My wife just asked me if I had any good recipes from my Chinese Grandmother. I had to think about it for a minute and then came to the realization that my Grandmother, Uncles, Aunts and Cousins never use recipes. For me it is strange to not use recipes, so I asked my mother about it and apparently recipes are more of a “Western thing.”
The way the Chinese avoid using recipes is that they have some basic rules they apply to all of their cooking. For example, adding oil to their meat before stir frying it lets you avoid measuring the amount of cooking oil to use. Another stir fry “measurement” they use is to add soy sauce to the uncooked meat until a certain color is achieved.
The Chinese also have certain rules they apply to the water they put in their tea. It kind of has funny names (because they are based off of “eyes” that Westerners almost never see). Once the water reaches these “eye” stages they know what the temperature is and what tea to brew them with.

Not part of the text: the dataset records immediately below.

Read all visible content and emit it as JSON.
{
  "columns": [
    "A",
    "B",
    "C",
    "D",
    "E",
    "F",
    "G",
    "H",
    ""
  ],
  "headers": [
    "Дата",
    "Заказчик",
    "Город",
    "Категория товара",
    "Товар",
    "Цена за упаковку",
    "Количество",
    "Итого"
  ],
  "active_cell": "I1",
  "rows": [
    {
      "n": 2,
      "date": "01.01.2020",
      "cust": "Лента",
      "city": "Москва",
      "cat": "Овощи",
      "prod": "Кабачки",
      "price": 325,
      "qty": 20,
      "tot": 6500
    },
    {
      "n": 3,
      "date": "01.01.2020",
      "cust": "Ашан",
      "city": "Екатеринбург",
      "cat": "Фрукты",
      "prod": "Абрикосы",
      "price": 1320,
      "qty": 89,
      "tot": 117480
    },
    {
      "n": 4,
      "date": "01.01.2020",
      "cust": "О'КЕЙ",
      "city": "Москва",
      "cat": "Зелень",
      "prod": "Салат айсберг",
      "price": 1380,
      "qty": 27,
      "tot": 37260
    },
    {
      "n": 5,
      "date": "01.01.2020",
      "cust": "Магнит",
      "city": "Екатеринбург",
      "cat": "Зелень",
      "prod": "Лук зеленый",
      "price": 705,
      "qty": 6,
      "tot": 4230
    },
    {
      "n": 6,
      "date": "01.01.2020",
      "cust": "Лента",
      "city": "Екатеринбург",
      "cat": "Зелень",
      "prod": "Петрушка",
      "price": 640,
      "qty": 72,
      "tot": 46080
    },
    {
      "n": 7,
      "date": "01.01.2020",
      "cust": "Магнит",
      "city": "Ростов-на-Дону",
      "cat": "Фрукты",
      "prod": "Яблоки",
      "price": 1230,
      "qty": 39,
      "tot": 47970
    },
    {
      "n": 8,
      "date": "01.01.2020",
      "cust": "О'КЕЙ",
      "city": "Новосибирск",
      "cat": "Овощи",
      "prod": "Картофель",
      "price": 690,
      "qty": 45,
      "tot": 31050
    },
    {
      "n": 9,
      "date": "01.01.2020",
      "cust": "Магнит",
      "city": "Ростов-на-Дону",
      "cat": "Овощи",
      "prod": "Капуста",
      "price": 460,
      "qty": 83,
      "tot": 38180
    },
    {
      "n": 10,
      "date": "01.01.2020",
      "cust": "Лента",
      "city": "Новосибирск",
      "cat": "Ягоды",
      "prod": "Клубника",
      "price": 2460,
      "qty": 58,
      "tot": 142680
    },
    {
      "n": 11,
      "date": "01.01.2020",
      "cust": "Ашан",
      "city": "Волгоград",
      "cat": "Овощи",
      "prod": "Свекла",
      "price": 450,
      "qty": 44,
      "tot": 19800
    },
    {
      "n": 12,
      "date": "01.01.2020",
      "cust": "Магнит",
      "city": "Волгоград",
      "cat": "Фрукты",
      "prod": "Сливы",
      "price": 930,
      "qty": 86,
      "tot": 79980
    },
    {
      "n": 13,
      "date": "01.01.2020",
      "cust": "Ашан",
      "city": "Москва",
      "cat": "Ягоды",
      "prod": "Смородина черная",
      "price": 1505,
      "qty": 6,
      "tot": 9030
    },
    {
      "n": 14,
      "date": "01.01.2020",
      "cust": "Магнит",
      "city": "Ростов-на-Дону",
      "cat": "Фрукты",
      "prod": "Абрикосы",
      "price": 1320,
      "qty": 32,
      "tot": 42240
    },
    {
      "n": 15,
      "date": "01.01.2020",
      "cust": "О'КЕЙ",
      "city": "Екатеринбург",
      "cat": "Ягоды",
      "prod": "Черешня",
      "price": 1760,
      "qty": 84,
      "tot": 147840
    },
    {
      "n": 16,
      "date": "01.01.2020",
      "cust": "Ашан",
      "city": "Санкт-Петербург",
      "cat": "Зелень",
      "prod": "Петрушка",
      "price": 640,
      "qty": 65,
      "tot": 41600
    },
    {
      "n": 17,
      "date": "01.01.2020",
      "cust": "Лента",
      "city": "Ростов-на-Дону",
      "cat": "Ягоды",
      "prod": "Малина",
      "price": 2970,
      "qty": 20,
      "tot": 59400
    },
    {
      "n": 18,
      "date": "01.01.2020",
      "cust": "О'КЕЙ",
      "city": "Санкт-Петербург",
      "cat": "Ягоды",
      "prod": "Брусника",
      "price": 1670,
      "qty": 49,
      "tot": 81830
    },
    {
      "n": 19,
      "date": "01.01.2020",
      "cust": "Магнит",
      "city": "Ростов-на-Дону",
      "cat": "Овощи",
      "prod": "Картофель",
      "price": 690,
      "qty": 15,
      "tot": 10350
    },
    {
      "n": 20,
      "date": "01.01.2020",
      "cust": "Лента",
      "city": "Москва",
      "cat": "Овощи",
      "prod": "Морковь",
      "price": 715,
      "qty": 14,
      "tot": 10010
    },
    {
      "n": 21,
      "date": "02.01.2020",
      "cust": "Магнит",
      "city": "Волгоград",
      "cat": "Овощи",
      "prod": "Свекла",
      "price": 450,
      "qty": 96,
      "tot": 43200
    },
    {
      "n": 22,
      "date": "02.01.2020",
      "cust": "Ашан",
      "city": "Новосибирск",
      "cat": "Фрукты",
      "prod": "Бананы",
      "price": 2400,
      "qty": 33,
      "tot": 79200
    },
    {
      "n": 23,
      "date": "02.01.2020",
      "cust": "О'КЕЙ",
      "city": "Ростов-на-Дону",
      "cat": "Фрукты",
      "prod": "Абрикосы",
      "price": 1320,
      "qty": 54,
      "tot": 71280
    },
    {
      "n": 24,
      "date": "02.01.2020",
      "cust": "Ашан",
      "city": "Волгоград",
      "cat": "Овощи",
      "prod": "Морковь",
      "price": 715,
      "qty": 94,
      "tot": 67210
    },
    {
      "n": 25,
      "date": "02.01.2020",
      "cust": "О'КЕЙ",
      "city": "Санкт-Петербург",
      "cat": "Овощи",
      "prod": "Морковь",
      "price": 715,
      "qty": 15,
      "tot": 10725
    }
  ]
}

The only caveat to using this method is you need either a clear kettle, a kettle with no lid so it is visible or you need to boil your water on the stovetop in a pan. Here are the 5 different stages of boiling water, according to the Chinese:
1) Shrimp Eyes
Shrimp eyes are how the tiny, pinhead sized bubbles are described. It is the point where you first start seeing bubbles in the water. This mean that the water is around 160 degrees, making it perfect for some really delicate green teas such as Japanese Senchas and Gyokuros.
2) Crab Eyes
Crab eyes are slightly larger bubbles. The important thing to note is that small wisps of steam will start to rise at this point in time. This means the temperature is roughly 175 degrees and it is well suited for Chinese green teas, green oolongs and white tea.
3) Fish Eyes
In this stage, the water bubbles will be the size of small pearls or fish eyes. The rising steam will be stronger and if you are using a kettle it will just barely make some noise. This water is roughly 180 degrees and is good for some heartier green teas and white teas, such as Gunpowder and Bai Mu Dan.
4) Rope of Pearls
This water is around 200 – 205 degrees. The bubbles should be streaming to the top and it should almost be boiling. This water is good for darjeelings, black teas and dark oolongs.
5) Raging Torrent
This water looks like rapids in a raging river. It is bubbling violently with swirling and rolling bubbles. At this stage you have to be careful of de-oxygenating the water, according to the Chinese. This is the temperature that puerh should be steeped with.
So there they are, the 5 stages of boiling water that the Chinese use to make tea. I would give it a shot at least once on a rainy day. If anything it is quite Zen to watch the bubbles grow. And Zen is always nice.